Prevention leaders say they are battling misinformation and messaging kids are getting on their cell phones. One tactic is to fight back with similar methods. 

Fairmont High School students are on a mission to reach out to their peers and counteract what they've seen on social media. 

"A lot of like brands, they will have, like, celebrities or influencers putting out pictures on their Instagram or videos on their TikTok of them, like vaping," said senior Emily Wheeler.

Coffee and Clarity Preventing Substance Misuse is their podcast available on Spotify. Students who are part of the Martin County Substance Abuse Prevention Coalition (MCSAP) interview guests like first responders. 

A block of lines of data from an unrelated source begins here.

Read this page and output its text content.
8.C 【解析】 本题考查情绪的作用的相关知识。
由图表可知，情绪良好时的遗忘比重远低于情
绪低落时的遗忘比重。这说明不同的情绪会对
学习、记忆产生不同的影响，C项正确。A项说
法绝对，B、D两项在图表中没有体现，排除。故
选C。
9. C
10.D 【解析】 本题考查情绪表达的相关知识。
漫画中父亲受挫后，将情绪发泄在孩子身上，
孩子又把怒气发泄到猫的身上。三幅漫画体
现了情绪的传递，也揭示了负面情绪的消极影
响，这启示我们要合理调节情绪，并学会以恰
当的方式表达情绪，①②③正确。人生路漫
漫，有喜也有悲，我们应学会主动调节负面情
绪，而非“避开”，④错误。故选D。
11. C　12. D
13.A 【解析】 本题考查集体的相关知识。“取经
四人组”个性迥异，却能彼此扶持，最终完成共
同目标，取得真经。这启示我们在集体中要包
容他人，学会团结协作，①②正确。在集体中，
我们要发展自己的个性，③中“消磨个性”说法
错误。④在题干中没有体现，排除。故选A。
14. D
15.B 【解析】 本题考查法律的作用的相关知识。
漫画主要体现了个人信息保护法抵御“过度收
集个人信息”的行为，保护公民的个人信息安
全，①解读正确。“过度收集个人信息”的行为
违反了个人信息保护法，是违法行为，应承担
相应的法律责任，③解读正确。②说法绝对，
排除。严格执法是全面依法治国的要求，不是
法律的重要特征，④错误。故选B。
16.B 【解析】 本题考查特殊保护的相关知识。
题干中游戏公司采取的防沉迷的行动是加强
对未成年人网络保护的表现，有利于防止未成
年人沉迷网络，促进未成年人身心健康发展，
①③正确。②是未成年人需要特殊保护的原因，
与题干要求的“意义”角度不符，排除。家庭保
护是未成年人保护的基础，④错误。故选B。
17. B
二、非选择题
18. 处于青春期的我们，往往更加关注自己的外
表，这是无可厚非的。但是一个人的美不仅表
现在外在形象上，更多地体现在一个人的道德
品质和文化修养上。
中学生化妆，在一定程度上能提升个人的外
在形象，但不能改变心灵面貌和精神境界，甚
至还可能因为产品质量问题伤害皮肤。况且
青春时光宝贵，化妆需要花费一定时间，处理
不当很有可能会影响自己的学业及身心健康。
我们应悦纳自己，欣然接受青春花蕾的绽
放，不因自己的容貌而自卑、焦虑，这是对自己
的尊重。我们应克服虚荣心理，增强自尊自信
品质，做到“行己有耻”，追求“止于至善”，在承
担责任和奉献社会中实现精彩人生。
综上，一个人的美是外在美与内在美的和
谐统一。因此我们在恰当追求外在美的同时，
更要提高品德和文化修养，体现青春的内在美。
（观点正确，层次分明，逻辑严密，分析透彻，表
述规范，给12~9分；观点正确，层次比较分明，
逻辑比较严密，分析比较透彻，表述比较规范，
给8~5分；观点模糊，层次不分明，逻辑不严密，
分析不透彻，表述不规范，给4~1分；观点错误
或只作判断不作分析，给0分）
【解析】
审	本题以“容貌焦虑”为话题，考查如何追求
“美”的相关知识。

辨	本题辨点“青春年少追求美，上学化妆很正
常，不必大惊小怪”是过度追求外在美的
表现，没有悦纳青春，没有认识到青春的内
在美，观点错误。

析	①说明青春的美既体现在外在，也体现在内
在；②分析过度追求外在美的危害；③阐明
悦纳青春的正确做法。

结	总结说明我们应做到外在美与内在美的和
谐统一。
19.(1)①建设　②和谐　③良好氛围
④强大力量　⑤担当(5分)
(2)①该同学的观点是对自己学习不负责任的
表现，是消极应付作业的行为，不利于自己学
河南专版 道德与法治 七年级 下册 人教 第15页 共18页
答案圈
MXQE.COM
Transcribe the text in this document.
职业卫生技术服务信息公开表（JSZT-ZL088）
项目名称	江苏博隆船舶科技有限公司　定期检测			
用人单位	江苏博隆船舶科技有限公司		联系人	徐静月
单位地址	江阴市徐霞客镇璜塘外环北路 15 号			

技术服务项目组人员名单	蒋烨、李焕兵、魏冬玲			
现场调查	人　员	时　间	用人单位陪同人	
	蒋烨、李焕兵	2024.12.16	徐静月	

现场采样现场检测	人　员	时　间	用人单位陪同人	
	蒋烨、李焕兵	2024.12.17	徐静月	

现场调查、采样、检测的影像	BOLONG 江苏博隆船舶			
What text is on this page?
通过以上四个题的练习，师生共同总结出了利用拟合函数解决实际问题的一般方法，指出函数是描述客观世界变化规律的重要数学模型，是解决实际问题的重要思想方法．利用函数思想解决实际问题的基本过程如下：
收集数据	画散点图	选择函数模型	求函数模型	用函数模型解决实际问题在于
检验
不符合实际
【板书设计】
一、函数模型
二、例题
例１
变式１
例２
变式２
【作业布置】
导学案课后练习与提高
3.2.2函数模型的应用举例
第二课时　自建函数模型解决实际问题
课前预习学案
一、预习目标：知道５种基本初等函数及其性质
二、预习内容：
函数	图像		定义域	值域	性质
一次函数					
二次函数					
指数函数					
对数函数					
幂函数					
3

"We touch on topics like drug prevention, misuse, substance misuse, and we touch on some it can be sensitive subjects like mental health," said Megan Wheeler.

Resources are here from all over the state to share ideas and challenges 

"New drugs that are coming out every day, kids are being exposed to different substances every single day," said Andrea Abel, a supervisor with the Department of Human Services. 

Abel said funding is also a huge challenge because effective prevention methods take a lot of resources.

"Tools that are specific to your culture that will help with prevention," Abel said.

That's what Thomas Barrett, a youth mentor and hip hop artist from Red Lake Nation and David Iverson, former coordinator of the Drug Free Communities Grant in Deer River, did with their New Day music video project created by kids in their communities. 

"I wanted something that was about them, but related to prevention that gave some hope," said Iverson. 

"They're more influenced by their peers and what they see through their phone than they are by their teachers and their classrooms," said Barrett.